I clarify. “Let’s get him out of his armor before we feed an enemy knight O2. Lyria, get the fusion cutter eight-millimeter. You know where it is?”

She’s already off to the machine shop. We hear a clanging, a banging, and a string of curses, then Lyria returns at a run. She tosses the fusion cutter to Sevro who gets to work on the armor. He’s not precise in his cuts, and the Gold’s blood dribbles liberally onto the gurney.

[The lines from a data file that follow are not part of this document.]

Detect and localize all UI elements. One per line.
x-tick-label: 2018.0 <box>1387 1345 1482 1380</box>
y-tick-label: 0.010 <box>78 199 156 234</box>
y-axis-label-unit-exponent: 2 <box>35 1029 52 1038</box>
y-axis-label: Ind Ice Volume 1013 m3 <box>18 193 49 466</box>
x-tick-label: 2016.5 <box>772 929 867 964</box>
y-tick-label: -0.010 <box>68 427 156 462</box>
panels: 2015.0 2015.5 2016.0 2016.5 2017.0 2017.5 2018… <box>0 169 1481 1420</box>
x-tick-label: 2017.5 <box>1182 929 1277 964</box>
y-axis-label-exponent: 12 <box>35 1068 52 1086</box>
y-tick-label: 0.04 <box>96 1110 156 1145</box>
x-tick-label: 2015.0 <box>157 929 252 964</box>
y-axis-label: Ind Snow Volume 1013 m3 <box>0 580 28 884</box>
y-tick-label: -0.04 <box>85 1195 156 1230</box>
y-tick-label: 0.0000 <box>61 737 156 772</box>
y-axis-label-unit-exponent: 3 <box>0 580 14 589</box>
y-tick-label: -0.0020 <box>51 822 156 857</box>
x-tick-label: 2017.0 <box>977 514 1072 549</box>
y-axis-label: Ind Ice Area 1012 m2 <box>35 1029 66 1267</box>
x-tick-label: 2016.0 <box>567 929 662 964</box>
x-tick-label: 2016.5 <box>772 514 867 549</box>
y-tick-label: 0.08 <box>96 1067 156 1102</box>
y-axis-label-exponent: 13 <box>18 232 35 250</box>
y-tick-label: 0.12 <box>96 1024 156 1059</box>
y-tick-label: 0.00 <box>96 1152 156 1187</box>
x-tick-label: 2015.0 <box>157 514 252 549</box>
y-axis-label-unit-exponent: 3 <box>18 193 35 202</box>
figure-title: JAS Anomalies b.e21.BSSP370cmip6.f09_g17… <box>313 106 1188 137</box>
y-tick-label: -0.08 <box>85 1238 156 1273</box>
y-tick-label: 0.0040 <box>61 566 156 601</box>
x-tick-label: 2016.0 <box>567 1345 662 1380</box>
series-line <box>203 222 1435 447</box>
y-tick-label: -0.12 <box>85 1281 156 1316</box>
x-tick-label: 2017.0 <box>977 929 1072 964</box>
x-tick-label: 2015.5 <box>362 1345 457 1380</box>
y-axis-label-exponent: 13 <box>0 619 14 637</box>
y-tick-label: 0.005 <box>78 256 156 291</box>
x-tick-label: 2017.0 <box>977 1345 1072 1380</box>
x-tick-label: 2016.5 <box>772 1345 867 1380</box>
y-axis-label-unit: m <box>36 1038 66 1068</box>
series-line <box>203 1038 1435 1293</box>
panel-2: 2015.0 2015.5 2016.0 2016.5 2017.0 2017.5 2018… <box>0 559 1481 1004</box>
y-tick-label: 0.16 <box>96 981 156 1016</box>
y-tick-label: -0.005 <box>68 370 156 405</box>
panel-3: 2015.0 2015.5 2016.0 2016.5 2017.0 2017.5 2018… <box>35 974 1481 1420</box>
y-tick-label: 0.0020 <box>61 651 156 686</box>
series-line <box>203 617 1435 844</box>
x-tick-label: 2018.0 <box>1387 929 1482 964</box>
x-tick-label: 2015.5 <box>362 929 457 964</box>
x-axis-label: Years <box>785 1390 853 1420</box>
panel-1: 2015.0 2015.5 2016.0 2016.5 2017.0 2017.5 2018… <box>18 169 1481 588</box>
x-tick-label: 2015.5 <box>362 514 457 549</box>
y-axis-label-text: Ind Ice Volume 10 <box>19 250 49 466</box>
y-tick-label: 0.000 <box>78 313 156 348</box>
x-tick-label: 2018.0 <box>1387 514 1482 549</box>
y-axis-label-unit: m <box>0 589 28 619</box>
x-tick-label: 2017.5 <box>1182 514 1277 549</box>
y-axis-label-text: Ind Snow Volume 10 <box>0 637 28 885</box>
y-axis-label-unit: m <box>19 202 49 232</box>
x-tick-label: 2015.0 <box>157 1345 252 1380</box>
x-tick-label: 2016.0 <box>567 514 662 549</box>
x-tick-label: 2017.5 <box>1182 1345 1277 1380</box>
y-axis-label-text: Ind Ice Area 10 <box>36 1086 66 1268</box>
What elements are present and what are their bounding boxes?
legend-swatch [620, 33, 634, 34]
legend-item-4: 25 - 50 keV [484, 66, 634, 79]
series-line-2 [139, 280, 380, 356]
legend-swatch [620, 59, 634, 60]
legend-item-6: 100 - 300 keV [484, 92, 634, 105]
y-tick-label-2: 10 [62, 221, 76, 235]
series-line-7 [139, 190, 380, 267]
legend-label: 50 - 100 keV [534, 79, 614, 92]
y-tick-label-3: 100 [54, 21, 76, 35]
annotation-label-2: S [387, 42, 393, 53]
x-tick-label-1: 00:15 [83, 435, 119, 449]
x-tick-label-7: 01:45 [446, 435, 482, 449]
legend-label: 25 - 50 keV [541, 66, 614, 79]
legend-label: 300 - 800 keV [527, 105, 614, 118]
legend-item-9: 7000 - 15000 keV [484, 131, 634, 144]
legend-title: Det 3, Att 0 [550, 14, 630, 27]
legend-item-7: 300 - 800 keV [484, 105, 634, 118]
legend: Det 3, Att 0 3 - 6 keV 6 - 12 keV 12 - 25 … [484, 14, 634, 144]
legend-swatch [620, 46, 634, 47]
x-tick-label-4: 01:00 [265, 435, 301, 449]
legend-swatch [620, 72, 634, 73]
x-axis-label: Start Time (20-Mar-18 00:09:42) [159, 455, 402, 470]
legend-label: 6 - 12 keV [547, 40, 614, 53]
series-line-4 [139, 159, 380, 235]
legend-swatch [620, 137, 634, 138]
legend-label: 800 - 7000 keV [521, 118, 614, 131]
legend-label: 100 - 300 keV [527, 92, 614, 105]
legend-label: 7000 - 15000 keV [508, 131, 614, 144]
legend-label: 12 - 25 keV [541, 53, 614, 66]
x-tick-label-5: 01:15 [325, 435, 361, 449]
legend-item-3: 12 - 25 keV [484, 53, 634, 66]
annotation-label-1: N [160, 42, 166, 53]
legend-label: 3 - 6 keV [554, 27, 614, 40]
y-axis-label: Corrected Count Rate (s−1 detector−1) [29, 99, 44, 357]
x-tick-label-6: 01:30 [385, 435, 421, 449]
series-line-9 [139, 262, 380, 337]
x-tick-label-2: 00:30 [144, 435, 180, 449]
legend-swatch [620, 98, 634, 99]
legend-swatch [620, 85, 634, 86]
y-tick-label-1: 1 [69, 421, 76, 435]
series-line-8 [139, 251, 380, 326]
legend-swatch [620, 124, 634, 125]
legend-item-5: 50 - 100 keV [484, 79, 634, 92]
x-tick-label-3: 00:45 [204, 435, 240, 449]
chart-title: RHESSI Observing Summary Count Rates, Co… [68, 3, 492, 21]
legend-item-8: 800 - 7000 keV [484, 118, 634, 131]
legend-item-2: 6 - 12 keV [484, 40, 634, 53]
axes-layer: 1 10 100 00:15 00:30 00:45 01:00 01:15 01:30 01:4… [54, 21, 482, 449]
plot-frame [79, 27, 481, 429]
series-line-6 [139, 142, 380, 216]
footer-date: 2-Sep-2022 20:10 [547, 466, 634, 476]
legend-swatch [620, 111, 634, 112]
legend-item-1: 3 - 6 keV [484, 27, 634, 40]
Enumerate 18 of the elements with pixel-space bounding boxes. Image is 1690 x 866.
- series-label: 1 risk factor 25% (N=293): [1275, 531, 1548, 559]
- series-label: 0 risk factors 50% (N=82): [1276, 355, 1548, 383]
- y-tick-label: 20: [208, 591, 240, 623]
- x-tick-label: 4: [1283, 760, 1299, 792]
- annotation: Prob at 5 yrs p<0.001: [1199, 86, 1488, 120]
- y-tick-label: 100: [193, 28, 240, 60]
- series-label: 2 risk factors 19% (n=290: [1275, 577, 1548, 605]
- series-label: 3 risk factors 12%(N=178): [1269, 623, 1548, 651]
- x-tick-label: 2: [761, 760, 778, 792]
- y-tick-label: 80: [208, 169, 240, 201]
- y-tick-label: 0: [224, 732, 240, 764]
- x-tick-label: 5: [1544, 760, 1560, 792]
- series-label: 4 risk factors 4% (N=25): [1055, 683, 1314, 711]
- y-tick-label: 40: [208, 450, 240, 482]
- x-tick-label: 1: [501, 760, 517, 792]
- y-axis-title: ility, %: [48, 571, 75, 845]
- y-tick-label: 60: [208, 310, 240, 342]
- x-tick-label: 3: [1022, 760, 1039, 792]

With every piece of armor Sevro cuts off, my grip tightens further on the hilt of my razor because it becomes more and more apparent that whomever we’ve saved is no rear echelon pixie. His arms are brawny. His legs thick and muscled from high gravity training. His chest like a barrel and his shoulders as wide as my own. And then, after Sevro cuts off his thermal body sleeve, there are the scars on the man’s pale skin. Not so many as I have, but enough to make a Gray leatherneck dip his head in respect. This is a frontline Peerless. A killer.

“Manacles,” I say.

Sevro is far ahead of me. When the man is secured, Sevro works on his helmet. It comes off with a pop and only a little spritz of blood. My own concentration on the tiny bristles embedded in the man’s hands is so intense I nearly miss Aurae’s intake of breath when Sevro wipes the man’s black-gold hair away from his face.

The man’s armor may be nondescript, but his heritage is unmistakable. It is like looking at a brawnier, gloomier, manlier version of either Atlas or Romulus au Raa. But unlike either of the famous brothers, this man is young and trends toward muscle.